Vanessa Kirby has been waiting for a role that scares her

Although these supporting roles earned her critical acclaim and awards, Kirby did not want to find her first starring role on screen, she said. She played many complex characters on stage: women like Rosalind, the fiercely intelligent heroine of Shakespeare’s “As You Like It.” She held out a lead on screen in which she could feel Rosalind’s’ magic ‘,’ she said, ‘which’ performs’ like flying when you step on stage. ‘

“I could never find those roles on screen,” she said. So she waits and uses her smaller parts as opportunities to observe and learn, and asks Anthony Hopkins about his trade as they collaborate on the British TV drama “The Dresser”, watching how generously Rachel McAdams started for the film “About Time,” she said.

Given Kirby’s stage background, it’s fitting that ‘Pieces of a Woman’ began life as a play, written by Kata Weber, Mundruczo’s partner, using the couple’s own experience of losing a child. The play “Pieces of a Woman”, which takes place in Poland, consists of only two scenes: the birth and an explosive meal with Martha’s family that takes place about halfway through the processing of the film. The 2018 premiere, directed by Mundruczo at the TR Warszawa Theater in Warsaw, was a hit, and production is still in the company’s repertoire.

Around the time Mundruczo turned 40, five years ago, he wanted a larger audience for his work, he said, and so he switched from German, Hungarian and Polish; “Pieces of a Woman” is his first English-language film.
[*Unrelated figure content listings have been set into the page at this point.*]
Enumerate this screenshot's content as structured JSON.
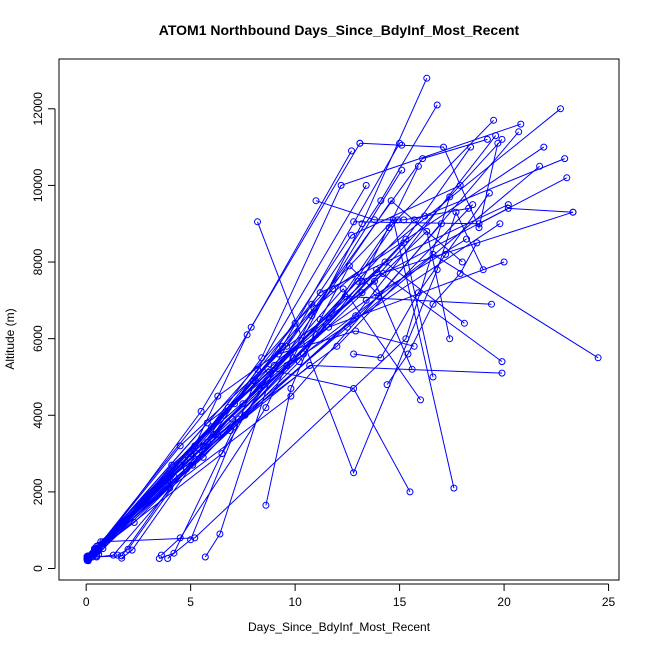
{
  "chart_data": {
    "type": "line",
    "title": "ATOM1 Northbound Days_Since_BdyInf_Most_Recent",
    "xlabel": "Days_Since_BdyInf_Most_Recent",
    "ylabel": "Altitude (m)",
    "xlim": [
      -1.3,
      25.5
    ],
    "ylim": [
      -300,
      13300
    ],
    "x_ticks": [
      0,
      5,
      10,
      15,
      20,
      25
    ],
    "y_ticks": [
      0,
      2000,
      4000,
      6000,
      8000,
      10000,
      12000
    ],
    "grid": false,
    "legend": "none",
    "marker": "open-circle",
    "colors": {
      "series": "#0000ff",
      "axes": "#000000"
    },
    "series": [
      {
        "x": [
          0.05,
          0.3,
          5.8,
          9.9,
          13.2,
          16.3
        ],
        "y": [
          230,
          400,
          3800,
          5500,
          9000,
          12800
        ]
      },
      {
        "x": [
          0.05,
          0.4,
          6.5,
          10.8,
          14.1,
          16.8
        ],
        "y": [
          280,
          420,
          3000,
          6900,
          9600,
          12100
        ]
      },
      {
        "x": [
          0.05,
          0.2,
          4.5,
          9.6,
          16.1,
          19.2
        ],
        "y": [
          250,
          300,
          3200,
          5800,
          10700,
          11200
        ]
      },
      {
        "x": [
          0.05,
          0.3,
          4.8,
          11.0,
          14.5,
          19.5
        ],
        "y": [
          300,
          350,
          2600,
          6100,
          8900,
          11700
        ]
      },
      {
        "x": [
          0.1,
          0.5,
          4.2,
          8.4,
          12.2,
          20.8
        ],
        "y": [
          200,
          330,
          2400,
          5500,
          10000,
          11600
        ]
      },
      {
        "x": [
          0.05,
          0.6,
          5.2,
          7.7,
          12.7
        ],
        "y": [
          260,
          380,
          3200,
          6100,
          10900
        ]
      },
      {
        "x": [
          0.1,
          0.5,
          5.5,
          7.9,
          13.1
        ],
        "y": [
          300,
          420,
          4100,
          6300,
          11100
        ]
      },
      {
        "x": [
          1.5,
          2.0,
          6.6,
          9.4,
          15.0
        ],
        "y": [
          350,
          500,
          4000,
          5800,
          11100
        ]
      },
      {
        "x": [
          1.7,
          2.2,
          6.1,
          8.2,
          13.4
        ],
        "y": [
          270,
          480,
          3500,
          5200,
          10000
        ]
      },
      {
        "x": [
          3.5,
          4.2,
          7.1,
          10.2,
          14.9
        ],
        "y": [
          260,
          400,
          3700,
          5400,
          9100
        ]
      },
      {
        "x": [
          3.6,
          4.5,
          8.6,
          10.8,
          15.1
        ],
        "y": [
          350,
          800,
          4200,
          6600,
          10400
        ]
      },
      {
        "x": [
          3.9,
          5.0,
          8.1,
          12.7,
          17.9
        ],
        "y": [
          260,
          750,
          4900,
          8700,
          10000
        ]
      },
      {
        "x": [
          5.7,
          6.4,
          9.0,
          13.4,
          18.2
        ],
        "y": [
          300,
          900,
          5300,
          7000,
          8600
        ]
      },
      {
        "x": [
          0.05,
          0.4,
          6.3,
          13.2,
          19.9
        ],
        "y": [
          310,
          460,
          4500,
          7200,
          11200
        ]
      },
      {
        "x": [
          0.05,
          0.3,
          5.1,
          12.9,
          19.6
        ],
        "y": [
          240,
          380,
          2700,
          6600,
          11300
        ]
      },
      {
        "x": [
          0.1,
          0.5,
          7.3,
          15.3,
          18.4
        ],
        "y": [
          220,
          420,
          3900,
          8600,
          11000
        ]
      },
      {
        "x": [
          0.1,
          0.8,
          6.9,
          14.0,
          20.7
        ],
        "y": [
          330,
          520,
          3600,
          7100,
          11400
        ]
      },
      {
        "x": [
          0.05,
          0.5,
          4.9,
          11.8,
          21.9
        ],
        "y": [
          260,
          450,
          2900,
          7300,
          11000
        ]
      },
      {
        "x": [
          0.05,
          0.4,
          4.5,
          10.9,
          22.7
        ],
        "y": [
          320,
          500,
          2700,
          6800,
          12000
        ]
      },
      {
        "x": [
          0.1,
          0.6,
          7.5,
          15.7,
          22.9
        ],
        "y": [
          270,
          600,
          4300,
          9100,
          10700
        ]
      },
      {
        "x": [
          0.1,
          0.6,
          5.6,
          13.0,
          23.3
        ],
        "y": [
          280,
          600,
          3200,
          7500,
          9300
        ]
      },
      {
        "x": [
          0.05,
          0.5,
          5.3,
          12.5,
          21.7
        ],
        "y": [
          240,
          520,
          3000,
          6300,
          10500
        ]
      },
      {
        "x": [
          0.05,
          0.7,
          8.3,
          16.6,
          24.5
        ],
        "y": [
          300,
          700,
          4700,
          8200,
          5500
        ]
      },
      {
        "x": [
          0.1,
          0.5,
          6.8,
          14.2,
          23.0
        ],
        "y": [
          250,
          480,
          4200,
          7700,
          10200
        ]
      },
      {
        "x": [
          0.05,
          0.4,
          3.7,
          9.6,
          19.8
        ],
        "y": [
          270,
          420,
          2300,
          5300,
          9000
        ]
      },
      {
        "x": [
          0.1,
          0.6,
          4.1,
          11.6,
          20.0
        ],
        "y": [
          250,
          460,
          2700,
          6300,
          8000
        ]
      },
      {
        "x": [
          0.05,
          0.5,
          5.8,
          12.4,
          19.4
        ],
        "y": [
          210,
          420,
          3300,
          7100,
          6900
        ]
      },
      {
        "x": [
          0.1,
          0.6,
          5.0,
          11.2,
          20.2
        ],
        "y": [
          260,
          520,
          3000,
          7200,
          9500
        ]
      },
      {
        "x": [
          0.05,
          0.5,
          7.1,
          14.3,
          18.1
        ],
        "y": [
          310,
          580,
          4300,
          8000,
          6400
        ]
      },
      {
        "x": [
          0.1,
          0.8,
          6.0,
          13.9,
          19.9
        ],
        "y": [
          330,
          650,
          3700,
          7800,
          5400
        ]
      },
      {
        "x": [
          0.05,
          0.4,
          3.9,
          10.7,
          19.9
        ],
        "y": [
          240,
          400,
          2300,
          5300,
          5100
        ]
      },
      {
        "x": [
          0.05,
          0.3,
          5.6,
          15.2,
          16.6
        ],
        "y": [
          250,
          380,
          2900,
          8500,
          5000
        ]
      },
      {
        "x": [
          0.1,
          0.5,
          6.2,
          12.3,
          16.0
        ],
        "y": [
          260,
          480,
          3500,
          7300,
          4400
        ]
      },
      {
        "x": [
          0.05,
          0.4,
          8.0,
          13.8,
          15.6
        ],
        "y": [
          280,
          520,
          4900,
          7500,
          5200
        ]
      },
      {
        "x": [
          0.1,
          0.6,
          7.0,
          16.3,
          17.4
        ],
        "y": [
          300,
          600,
          3900,
          8800,
          6000
        ]
      },
      {
        "x": [
          0.1,
          0.7,
          7.6,
          14.6,
          18.0
        ],
        "y": [
          280,
          620,
          4000,
          9600,
          8000
        ]
      },
      {
        "x": [
          0.05,
          0.5,
          9.2,
          12.9,
          15.7
        ],
        "y": [
          250,
          500,
          5600,
          6200,
          5800
        ]
      },
      {
        "x": [
          0.05,
          0.4,
          10.0,
          14.7,
          17.6
        ],
        "y": [
          240,
          450,
          6400,
          9100,
          2100
        ]
      },
      {
        "x": [
          0.1,
          0.6,
          8.7,
          12.8,
          15.5
        ],
        "y": [
          260,
          540,
          5200,
          4700,
          2000
        ]
      },
      {
        "x": [
          0.2,
          0.8,
          5.2,
          15.3,
          17.4
        ],
        "y": [
          330,
          700,
          800,
          6000,
          9700
        ]
      },
      {
        "x": [
          8.2,
          12.8,
          16.8,
          17.7,
          19.0
        ],
        "y": [
          9050,
          2500,
          7800,
          9300,
          7800
        ]
      },
      {
        "x": [
          8.6,
          9.8,
          11.2,
          12.6,
          13.9
        ],
        "y": [
          1650,
          4700,
          6500,
          7900,
          7200
        ]
      },
      {
        "x": [
          12.8,
          18.8,
          20.2,
          23.3
        ],
        "y": [
          9050,
          9000,
          9400,
          9300
        ]
      },
      {
        "x": [
          13.1,
          15.1,
          17.1,
          18.8,
          19.7
        ],
        "y": [
          11100,
          11050,
          11000,
          8900,
          11100
        ]
      },
      {
        "x": [
          11.0,
          13.8,
          15.2,
          16.2,
          18.3
        ],
        "y": [
          9600,
          9100,
          9100,
          9200,
          9400
        ]
      },
      {
        "x": [
          12.8,
          14.1,
          15.9,
          17.2,
          19.3
        ],
        "y": [
          5600,
          5500,
          7200,
          8200,
          9800
        ]
      },
      {
        "x": [
          14.4,
          15.4,
          16.6,
          17.9,
          18.7
        ],
        "y": [
          4800,
          5600,
          6900,
          7700,
          8500
        ]
      },
      {
        "x": [
          0.05,
          0.3,
          2.3,
          10.4,
          13.2,
          15.9
        ],
        "y": [
          260,
          380,
          1200,
          5600,
          7500,
          10500
        ]
      },
      {
        "x": [
          0.1,
          0.5,
          1.3,
          6.3,
          12.0,
          18.5
        ],
        "y": [
          230,
          300,
          350,
          3500,
          5800,
          9500
        ]
      },
      {
        "x": [
          0.05,
          0.3,
          1.7,
          4.0,
          9.8,
          17.0
        ],
        "y": [
          280,
          300,
          330,
          2100,
          4500,
          9000
        ]
      }
    ]
  }
}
By adapting the play for the big screen, Mundruczo staged it in Boston, he said, because he felt that the Irish Catholic culture of the city reflected the conservative social landscape of Poland.

The loss of a pregnancy is rarely reflected in the entertainment on screen. Mundruczo said he hopes looking at Martha’s experiences will “encourage people to be brave enough to have their own answer to any loss,” he said.